Há sensações que são sonos, que ocupam como uma névoa...
L. do D.
Há sensações que são sonos, que ocupam como uma névoa toda a extensão do espírito, que não deixam pensar que não deixam agir, que não deixam claramente ser. Como se não tivessemos dormido, sobrevive em nós qualquer coisa de sonho, e há um torpor do sol do dia a aquecer a superfície estagnada dos sentidos. É uma bebedeira de não ser nada, e a vontade é um balde despejado para o quintal por um movimento indolente do pé à passagem.
Olha-se mas não se vê. A longa rua movimentada de humanos é uma espécie de tabuleta deitada onde as letras fossem móveis e não formassem sentidos. As casas são somente casas. Perde-se a possibilidade de dar um sentido ao que se vê, mas vê-se bem o que é, sim.
As pancadas de martelo à porta do caixoteiro soam com uma estranheza próxima Soam grandemente separadas, cada uma com eco e sem proveito. Os ruídos das carroças parecem de dia em que vem trovoada. As vozes saem do ar, e não de gargantas. Ao fundo, o rio está cansado.
Não é tédio o que se sente. Não é mágoa o que se sente. É uma vontade de dormir com outra personalidade, e esquecer com melhoria de vencimento. Não se sente nada, a não ser um automatismo cá em baixo, a fazer umas pernas que nos pertencem levar a bater no chão, na marcha involuntária, uns pés que se sentem dentro dos sapatos. Nem isto se sente talvez. À roda dos olhos e como dedos nos ouvidos há um aperto de dentro da cabeça.

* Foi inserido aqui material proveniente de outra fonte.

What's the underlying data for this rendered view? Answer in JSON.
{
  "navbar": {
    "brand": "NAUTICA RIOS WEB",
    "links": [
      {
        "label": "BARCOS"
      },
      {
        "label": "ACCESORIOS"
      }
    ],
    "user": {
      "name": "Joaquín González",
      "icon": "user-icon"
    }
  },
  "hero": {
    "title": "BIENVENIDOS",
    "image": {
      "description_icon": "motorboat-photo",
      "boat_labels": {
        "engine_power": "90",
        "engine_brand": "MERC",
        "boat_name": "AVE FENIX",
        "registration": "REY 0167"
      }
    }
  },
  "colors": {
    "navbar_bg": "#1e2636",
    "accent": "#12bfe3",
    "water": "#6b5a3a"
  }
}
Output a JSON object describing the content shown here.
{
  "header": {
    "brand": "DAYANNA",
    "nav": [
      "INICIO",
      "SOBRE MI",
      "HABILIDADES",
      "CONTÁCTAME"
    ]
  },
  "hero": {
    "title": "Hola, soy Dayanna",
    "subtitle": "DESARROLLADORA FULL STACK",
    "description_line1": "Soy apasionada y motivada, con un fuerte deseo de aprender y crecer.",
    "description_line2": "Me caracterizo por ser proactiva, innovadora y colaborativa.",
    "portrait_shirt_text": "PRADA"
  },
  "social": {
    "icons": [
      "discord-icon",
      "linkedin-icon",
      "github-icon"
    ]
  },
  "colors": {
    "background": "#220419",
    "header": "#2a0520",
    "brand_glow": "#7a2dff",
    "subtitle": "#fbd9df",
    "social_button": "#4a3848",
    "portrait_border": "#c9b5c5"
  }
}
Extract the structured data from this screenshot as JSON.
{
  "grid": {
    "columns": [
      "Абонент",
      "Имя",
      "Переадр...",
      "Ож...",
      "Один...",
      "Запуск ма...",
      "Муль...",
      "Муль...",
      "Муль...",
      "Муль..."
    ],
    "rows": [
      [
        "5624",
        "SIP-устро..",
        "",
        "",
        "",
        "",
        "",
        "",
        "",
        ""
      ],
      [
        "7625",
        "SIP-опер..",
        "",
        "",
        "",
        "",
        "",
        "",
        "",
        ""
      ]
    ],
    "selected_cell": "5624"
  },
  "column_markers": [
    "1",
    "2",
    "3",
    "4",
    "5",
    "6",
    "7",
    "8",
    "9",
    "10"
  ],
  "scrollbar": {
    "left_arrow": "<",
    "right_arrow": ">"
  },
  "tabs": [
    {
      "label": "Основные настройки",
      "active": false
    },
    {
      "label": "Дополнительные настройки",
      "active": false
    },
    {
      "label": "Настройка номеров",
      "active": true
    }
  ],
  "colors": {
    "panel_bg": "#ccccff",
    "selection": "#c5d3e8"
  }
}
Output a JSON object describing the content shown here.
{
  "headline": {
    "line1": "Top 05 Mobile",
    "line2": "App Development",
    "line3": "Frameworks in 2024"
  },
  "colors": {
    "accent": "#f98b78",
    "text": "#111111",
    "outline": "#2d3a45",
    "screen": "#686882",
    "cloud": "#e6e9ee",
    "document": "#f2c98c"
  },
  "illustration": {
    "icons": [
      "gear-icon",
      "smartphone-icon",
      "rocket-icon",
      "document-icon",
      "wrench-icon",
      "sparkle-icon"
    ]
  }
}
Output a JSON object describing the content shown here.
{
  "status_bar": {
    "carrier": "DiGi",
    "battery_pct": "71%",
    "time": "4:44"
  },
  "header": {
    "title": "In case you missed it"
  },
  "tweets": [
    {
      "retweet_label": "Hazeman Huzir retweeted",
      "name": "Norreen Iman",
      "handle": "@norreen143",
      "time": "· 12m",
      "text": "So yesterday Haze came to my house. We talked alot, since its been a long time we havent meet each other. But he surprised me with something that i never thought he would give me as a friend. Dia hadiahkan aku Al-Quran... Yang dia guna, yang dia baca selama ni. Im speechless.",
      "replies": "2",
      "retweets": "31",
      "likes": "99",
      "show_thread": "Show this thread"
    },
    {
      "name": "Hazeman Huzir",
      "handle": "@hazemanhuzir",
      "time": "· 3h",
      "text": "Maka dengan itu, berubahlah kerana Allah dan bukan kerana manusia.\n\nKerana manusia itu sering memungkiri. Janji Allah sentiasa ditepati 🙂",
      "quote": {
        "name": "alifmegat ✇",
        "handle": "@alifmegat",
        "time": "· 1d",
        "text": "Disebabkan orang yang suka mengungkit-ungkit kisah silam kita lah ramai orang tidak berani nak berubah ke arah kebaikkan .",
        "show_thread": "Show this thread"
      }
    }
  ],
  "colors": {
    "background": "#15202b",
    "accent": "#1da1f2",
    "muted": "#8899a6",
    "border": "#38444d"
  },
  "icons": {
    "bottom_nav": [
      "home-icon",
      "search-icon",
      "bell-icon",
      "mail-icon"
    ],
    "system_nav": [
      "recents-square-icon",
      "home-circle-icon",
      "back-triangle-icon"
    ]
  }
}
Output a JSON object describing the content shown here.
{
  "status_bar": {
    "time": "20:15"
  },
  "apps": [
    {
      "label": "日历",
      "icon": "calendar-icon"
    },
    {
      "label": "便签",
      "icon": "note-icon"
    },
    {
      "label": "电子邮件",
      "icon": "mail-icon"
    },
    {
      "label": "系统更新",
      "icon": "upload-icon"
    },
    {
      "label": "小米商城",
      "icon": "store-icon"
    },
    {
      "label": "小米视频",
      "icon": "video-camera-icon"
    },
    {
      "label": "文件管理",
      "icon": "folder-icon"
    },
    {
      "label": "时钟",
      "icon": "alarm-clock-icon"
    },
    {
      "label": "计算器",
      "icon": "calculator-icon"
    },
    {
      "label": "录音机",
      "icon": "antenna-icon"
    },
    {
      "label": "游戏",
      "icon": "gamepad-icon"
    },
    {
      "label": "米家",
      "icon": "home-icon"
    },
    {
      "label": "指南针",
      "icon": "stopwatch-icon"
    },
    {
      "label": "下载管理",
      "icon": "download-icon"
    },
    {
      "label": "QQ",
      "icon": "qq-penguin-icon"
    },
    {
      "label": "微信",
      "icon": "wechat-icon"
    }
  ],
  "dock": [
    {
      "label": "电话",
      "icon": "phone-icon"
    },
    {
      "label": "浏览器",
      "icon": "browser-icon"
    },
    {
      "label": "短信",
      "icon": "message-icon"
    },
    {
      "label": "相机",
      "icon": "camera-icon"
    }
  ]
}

Parece uma constipação na alma. E com a imagem literária de se estar doente nasce um desejo de que a vida fosse uma convalescença, sem andar; e a ideia de convalescença evoca as quintas dos arredores, mas lá para dentro, onde são lares, longe da rua e das rodas. Sim, não se sente nada. Passa-se conscientemente, a dormir só com a impossibilidade de dar ao corpo outra direcção, a porta onde se deve entrar. Passa-se tudo. Que é do pandeiro, ó urso parado?
Leve, como uma coisa que começasse, a maresia da brisa pairou de sobre o Tejo e espalhou-se sujamente pelos princípios da Baixa. Nauseava frescamente, num torpor frio de mar morno. Senti a vida no estômago, e o olfacto tornou-se-me uma coisa por detrás dos olhos. Altas, pousavam em nada nuvens ralas, rolos, num cinzento a desmoronar-se para branco falso. A atmosfera era de uma ameaça de céu cobarde, como a de uma trovoada inaudível, feita de ar somente.
Havia estagnação no próprio voo das gaivotas; pareciam coisas mais leves que o ar, deixadas nele por alguém. Nada abafava. A tarde caía num desassossego nosso; o ar refrescava intermitentemente.
Pobres das esperanças que tenho tido, saídas da vida que tenho tido de ter! São como esta hora e este ar, névoas sem névoa, alinhavos rotos de tormenta falsa. Tenho vontade de gritar, para acabar com a paisagem e a meditação. Mas há maresia no meu propósito, e a baixa-mar em mim deixou descoberto o negrume lodoso que está ali fora e não vejo senão pelo cheiro.
Tanta inconsequência em querer bastar-me! Tanta consciência sarcástica das sensações supostas! Tanto enredo da alma com as sensações, dos pensamentos com.o ar e o rio, para dizer que me dói a vida no olfacto e na consciência, para não saber dizer, como na frase simples e ampla do Livro de Job «Minha alma está cansada de minha vida!»
Livro do Desassossego por Bernardo Soares.Vol.I. Fernando Pessoa. (Recolha e transcrição dos textos de Maria Aliete Galhoz e Teresa Sobral Cunha. Prefácio e Organização de Jacinto do Prado Coelho.) Lisboa: Ática, 1982.